Great analysis and I'll chime in with some commentary from what I know about the area in question, the properties, and some history.
I'll include a video from a YT user which shows the right-of-way from Pittsburg, IN, west of Delphi to the end of the Monon High Btridge to the east. I used it as a guide for the bridge and the area around it, right after the murders. Over 33,000 views to date, I take it some other people found it over the last 3 years, too ;-)
No, the bridge is not needed strategically. It would be a centerpiece of the trail system. The bridge was necessary for a train route, beginning perhaps a century or more ago. Maybe locals would know where those tracks extended. I assume it curled the mile west through Delphi proper. Toward the south I have no idea.
The line ran to Frankfort, IN, north of Indy. Another bridge built by the same company in the 1890's over Wildcat Creek is at:
40°28'02.0"N 86°37'52.1"W
It's the same RR line. West of Delphi the line would have curved to the NW towards Chicagoland.
Google shows the two bridges are roughly a 16 minute drive from each other using U.S. 421. Wildcat Creek is another tributary of the Wabash River watershed. The bridge was washed out during a storm in recent years, the center section of the bridge is gone now.
The routing must have dictated crossing the ravine in that area. It was strictly a locomotive bridge so no use for pedestrians or to connect sections of the city, per your example of Europe. The first time I visited Europe decades ago I was amazed at how vital and interesting the bridges were. The shopping bridge in Florence comes to mind first. Also the great variance of bridges in Copenhagen. I could keep going...
I'm not even sure if that small enclave of Delphi behind the bridge even existed when the train tracks were built. Those homes are more widely spaced than Delphi proper. Freedom Bridge over State Road 25 now serves to connect one side of Delphi to the other side. Delphi proper is on the northwest of 25 while the bridge is on the southeast side. From what I've read the bridge trail renovation plans include an extension of the trail all the way to center Delphi itself. Right now it is possible to walk that route but it would be clumsy along the east/west main road through town. I doubt many people do it.

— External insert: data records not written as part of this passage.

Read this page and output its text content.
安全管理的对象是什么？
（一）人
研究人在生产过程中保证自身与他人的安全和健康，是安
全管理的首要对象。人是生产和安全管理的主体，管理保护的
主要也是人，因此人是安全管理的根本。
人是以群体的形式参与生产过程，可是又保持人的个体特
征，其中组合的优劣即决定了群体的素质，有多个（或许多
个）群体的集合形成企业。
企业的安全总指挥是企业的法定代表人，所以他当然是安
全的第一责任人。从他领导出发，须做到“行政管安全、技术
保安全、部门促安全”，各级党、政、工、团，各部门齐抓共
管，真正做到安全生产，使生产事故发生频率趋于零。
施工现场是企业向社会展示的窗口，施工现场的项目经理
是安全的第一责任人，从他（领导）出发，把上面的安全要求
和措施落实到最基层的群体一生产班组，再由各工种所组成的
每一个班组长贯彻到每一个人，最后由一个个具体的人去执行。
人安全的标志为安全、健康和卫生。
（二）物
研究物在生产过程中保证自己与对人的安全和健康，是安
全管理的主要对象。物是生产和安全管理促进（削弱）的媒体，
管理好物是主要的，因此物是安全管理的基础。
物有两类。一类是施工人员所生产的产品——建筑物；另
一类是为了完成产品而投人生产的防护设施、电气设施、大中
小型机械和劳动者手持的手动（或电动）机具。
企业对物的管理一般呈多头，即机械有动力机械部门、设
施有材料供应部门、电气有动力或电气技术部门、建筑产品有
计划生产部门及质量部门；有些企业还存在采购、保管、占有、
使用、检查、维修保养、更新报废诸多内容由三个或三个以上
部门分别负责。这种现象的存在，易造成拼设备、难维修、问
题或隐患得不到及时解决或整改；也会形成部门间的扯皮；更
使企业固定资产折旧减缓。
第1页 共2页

In the video below it shows Milroy Crossing on the east side of the Freedom Bridge, it's roughly where the official trailhead is for the Monon High Brodge Trail by IN 25, a short walk from where the CPS bldg was located. The significance of this is a Milroy family owned the land the railroad ran the line through, so they must have made an agreement for a bridge to be built so Mr. Milroy and his workers could move animals, equipment, crops, etc., underneath the RR line. Samuel Milroy Rd. is named after him.
The only other families which would have had land along there on the north side of the creek where the RR went through would have been the M family and the Girard's. A USGS photo file I have shows a house down by the creek in the 50's, the current trail to the creek was the driveway to that house back then.
C.R. 625 becomes a private drive near to the bridge, as many of us know. Along C.R. 625 are a mix of post-war homes, mostly, built between 50's to the 70's, mostly. Some newer homes were built since the railroad line was abandoned, anyone with Google Earth on their computers can go back through archived photos to see this. Prior to that, the land was farms and some was owned by CSX Transportation.
There are other functional bridges in Delphi. I saw one at Canal Park that did serve to unite small communities on two different sides. I believe that was called Wabash canal. But at Monon High the creek does sort of an S pattern underneath the bridge, if you can envision that. The girls were killed near the top left swirl of the S. Then the middle of the S would be directly underneath the bridge. Then the creek loops around to the right (north) once beyond the bridge.
Crossing the creek in that area is hardly a daily concern. That is a very low populated section of a very low populated town. State Road 25 crosses the creek not far from Freedom Bridge. That road would account for virtually every crossing.
Translated to Falling Down-ese, my $.02: Nobody would have been along that section of creek along the creek bed, even on a mild February day.
Prior to 2014, the original right-of-way for the RR still existed where Freedom Bridge crosses IN 25, now. C.R. 300 had an easier path through that area, between Andersons and Delphi, yet it still would have been the same, sleepy rural road it is today.
Scroll lower at this link and the layout of the city is visible. Monon High Bridge Trail would be far right center of the map. You can see how isolated it is from the remainder of the town. I like that map because it shows the layout of the old railroad lines. As I suspected, it looks like the railway route through Monon High looped west to connect to other main lines in Delphi proper, and then exited with one track northwest near Canal Park and toward Pittsburg while another track curled southward near the current site of Trailhead Park. BTW, that's Pittsburg the Indiana version and not Pittsburgh, PA roughly 400 miles east:
Delphi Canal Center
Video showing a walk from Pittsburg to the MHB:
Another $.02 from me: My hunch is BG knows all this stuff, he knows that whole area in question very well.